I'm getting match's that are just white space. I cant seem to be able to filter them out. My feelings are that it may be some encoding issue, but cant put my finger on it...
The picture below is from https://regex101.com/
. Correctly giving me 1 match.
here is a link to the homepage html: https://drive.google.com/open?id=0B3HIB_5rVAxmZU9ialZHdzhscE0
Here's my code
from lxml import html
from lxml import etree
with open('stackoverflow.html', 'r', encoding='utf8') as f:
page_html = f.read()
html_tree = html.fromstring(page_html)
regexpNS = "http://exslt.org/regular-expressions"

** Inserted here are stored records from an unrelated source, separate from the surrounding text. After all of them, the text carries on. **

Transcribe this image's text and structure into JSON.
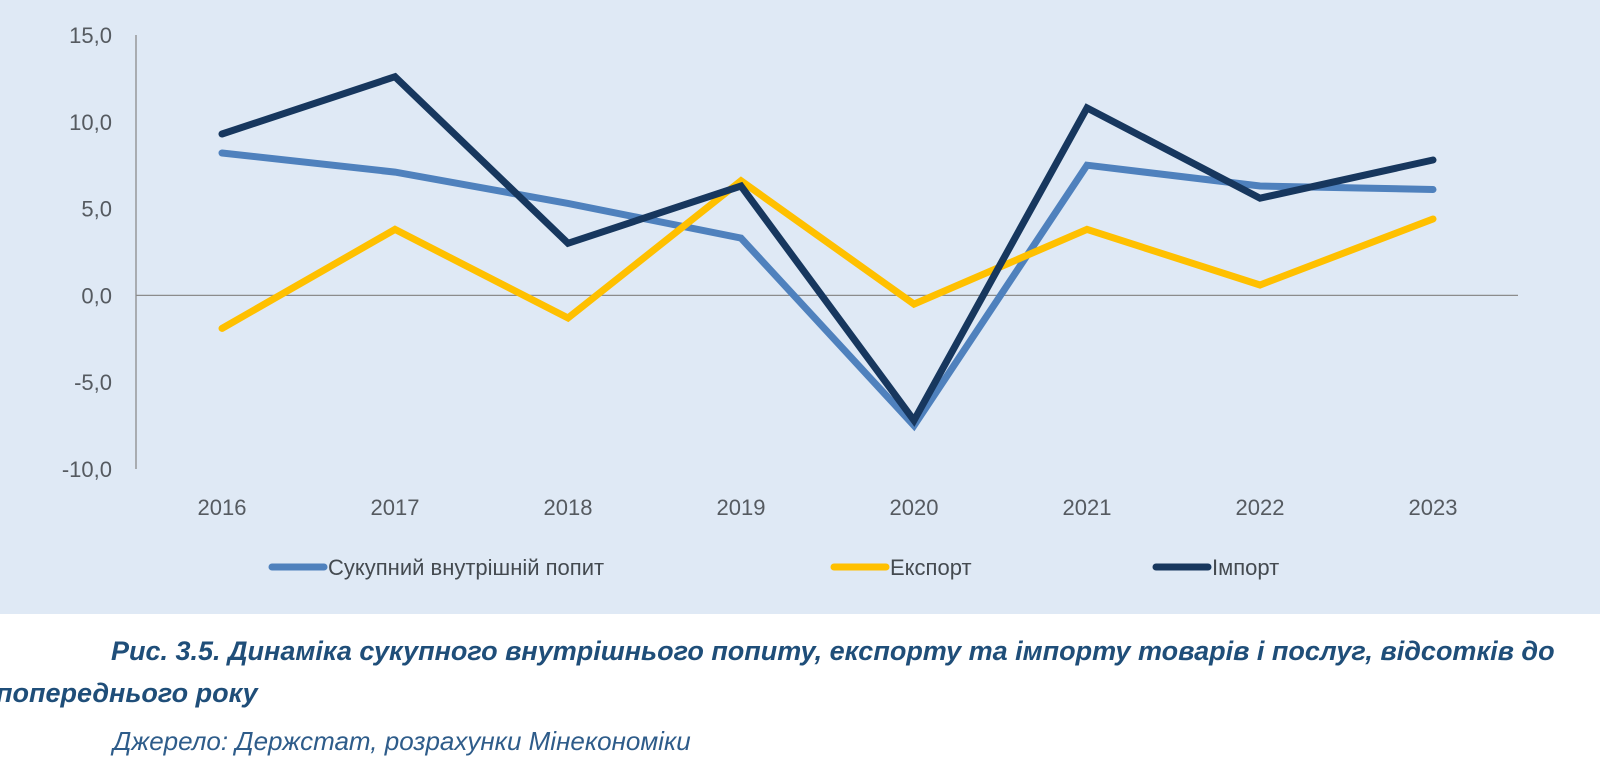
{
  "chart_data": {
    "type": "line",
    "categories": [
      "2016",
      "2017",
      "2018",
      "2019",
      "2020",
      "2021",
      "2022",
      "2023"
    ],
    "y_ticks": [
      "15,0",
      "10,0",
      "5,0",
      "0,0",
      "-5,0",
      "-10,0"
    ],
    "ylim": [
      -10,
      15
    ],
    "grid": false,
    "legend_position": "bottom",
    "series": [
      {
        "name": "Сукупний внутрішній попит",
        "color": "#4f81bd",
        "values": [
          8.2,
          7.1,
          5.3,
          3.3,
          -7.5,
          7.5,
          6.3,
          6.1
        ]
      },
      {
        "name": "Експорт",
        "color": "#ffc000",
        "values": [
          -1.9,
          3.8,
          -1.3,
          6.6,
          -0.5,
          3.8,
          0.6,
          4.4
        ]
      },
      {
        "name": "Імпорт",
        "color": "#17375e",
        "values": [
          9.3,
          12.6,
          3.0,
          6.3,
          -7.2,
          10.8,
          5.6,
          7.8
        ]
      }
    ]
  },
  "caption": {
    "title": "Рис. 3.5. Динаміка сукупного внутрішнього попиту, експорту та імпорту товарів і послуг, відсотків до попереднього року",
    "source": "Джерело: Держстат, розрахунки Мінекономіки"
  }
}
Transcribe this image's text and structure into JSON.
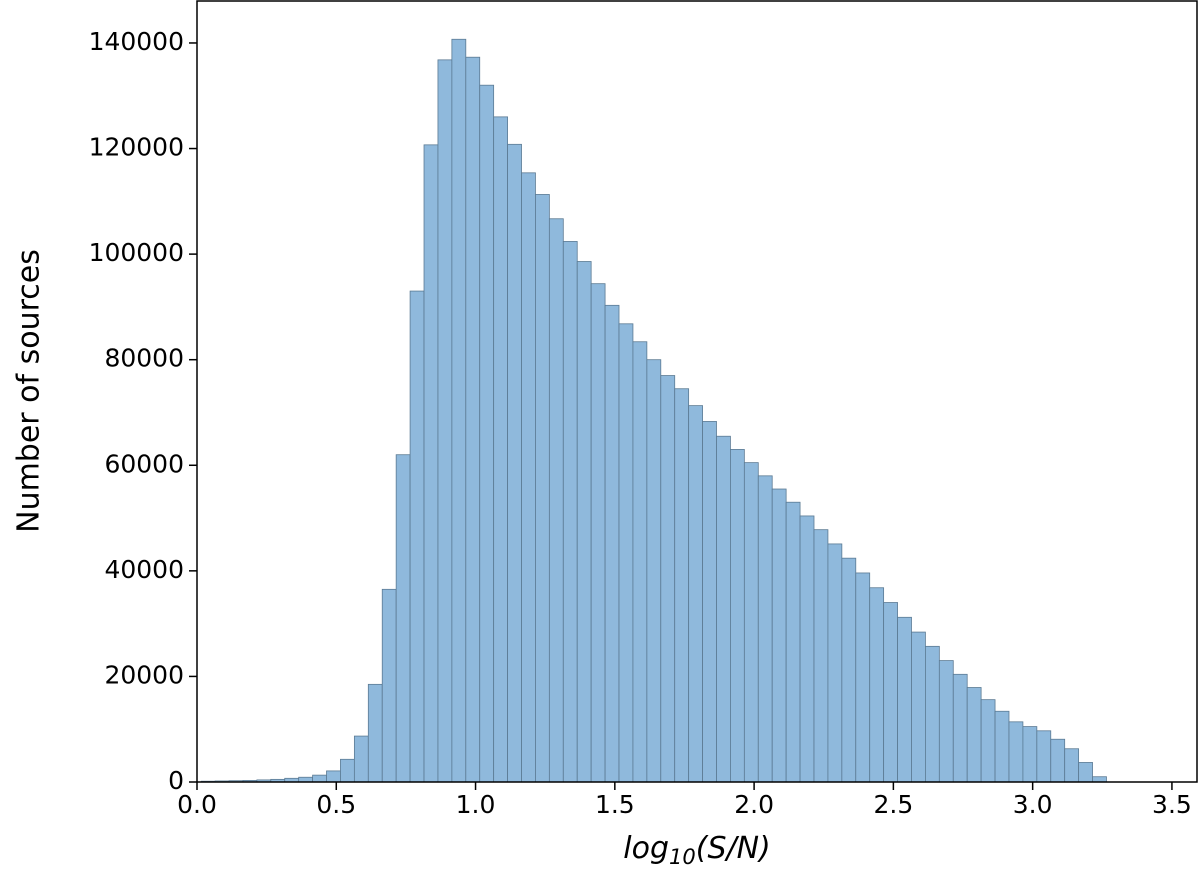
{
  "chart_data": {
    "type": "histogram",
    "ylabel": "Number of sources",
    "xlabel_parts": [
      "log",
      "10",
      "(S/N)"
    ],
    "color": "#8fb9dc",
    "edgecolor": "#5b7a93",
    "xlim": [
      0,
      3.59
    ],
    "ylim": [
      0,
      147950
    ],
    "xticks": [
      {
        "value": 0,
        "label": "0.0"
      },
      0.5,
      {
        "value": 1,
        "label": "1.0"
      },
      1.5,
      {
        "value": 2,
        "label": "2.0"
      },
      2.5,
      {
        "value": 3,
        "label": "3.0"
      },
      3.5
    ],
    "yticks": [
      0,
      20000,
      40000,
      60000,
      80000,
      100000,
      120000,
      140000
    ],
    "bins": [
      0.015,
      0.065,
      0.115,
      0.165,
      0.215,
      0.265,
      0.315,
      0.365,
      0.415,
      0.465,
      0.515,
      0.565,
      0.615,
      0.665,
      0.715,
      0.765,
      0.815,
      0.865,
      0.915,
      0.965,
      1.015,
      1.065,
      1.115,
      1.165,
      1.215,
      1.265,
      1.315,
      1.365,
      1.415,
      1.465,
      1.515,
      1.565,
      1.615,
      1.665,
      1.715,
      1.765,
      1.815,
      1.865,
      1.915,
      1.965,
      2.015,
      2.065,
      2.115,
      2.165,
      2.215,
      2.265,
      2.315,
      2.365,
      2.415,
      2.465,
      2.515,
      2.565,
      2.615,
      2.665,
      2.715,
      2.765,
      2.815,
      2.865,
      2.915,
      2.965,
      3.015,
      3.065,
      3.115,
      3.165,
      3.215,
      3.265
    ],
    "counts": [
      150,
      200,
      250,
      300,
      400,
      500,
      700,
      900,
      1300,
      2100,
      4300,
      8700,
      18500,
      36500,
      62000,
      93000,
      120700,
      136800,
      140700,
      137300,
      132000,
      126000,
      120800,
      115400,
      111300,
      106700,
      102400,
      98600,
      94400,
      90300,
      86800,
      83400,
      80000,
      77000,
      74500,
      71300,
      68300,
      65500,
      63000,
      60500,
      58000,
      55500,
      53000,
      50400,
      47800,
      45100,
      42400,
      39600,
      36800,
      34000,
      31200,
      28400,
      25700,
      23000,
      20400,
      17900,
      15600,
      13400,
      11400,
      10500,
      9700,
      8100,
      6300,
      3700,
      1000
    ]
  }
}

find = etree.XPath("//*[re:test(., '(\s\d{4}\s)', 'i')]",
namespaces={'re':regexpNS})
tree = etree.fromstring(page_html)
tree = etree.ElementTree(tree)
for element in find(tree):
text = str(element.text)
str(text).strip()
if text != '':
print(text)
print(len(text))
print(tree.getpath(element))
print('##############################################################')
Outputs
None
4
/ *
##############################################################
13
/ * / *[2]
##############################################################
13
/ * / *[2] / * [8]
##############################################################
17
/ * / *[2] / * [8] / *
##############################################################
21
/ * / *[2] / * [8] / * / *
##############################################################
25
/ * / *[2] / * [8] / * / * / * [18]
##############################################################
29
/ * / *[2] / * [8] / * / * / * [18] / *
##############################################################
33
/ * / *[2] / * [8] / * / * / * [18] / * / * [2]
##############################################################
site
design / logo © 2017
Stack
Exchange
Inc;
user
contributions
licensed
under
117
/ * / *[2] / * [8] / * / * / * [18] / * / * [2] / *
##############################################################
Whats up with the blank text lines with len
> 0 that should have been stripped???
Thanks!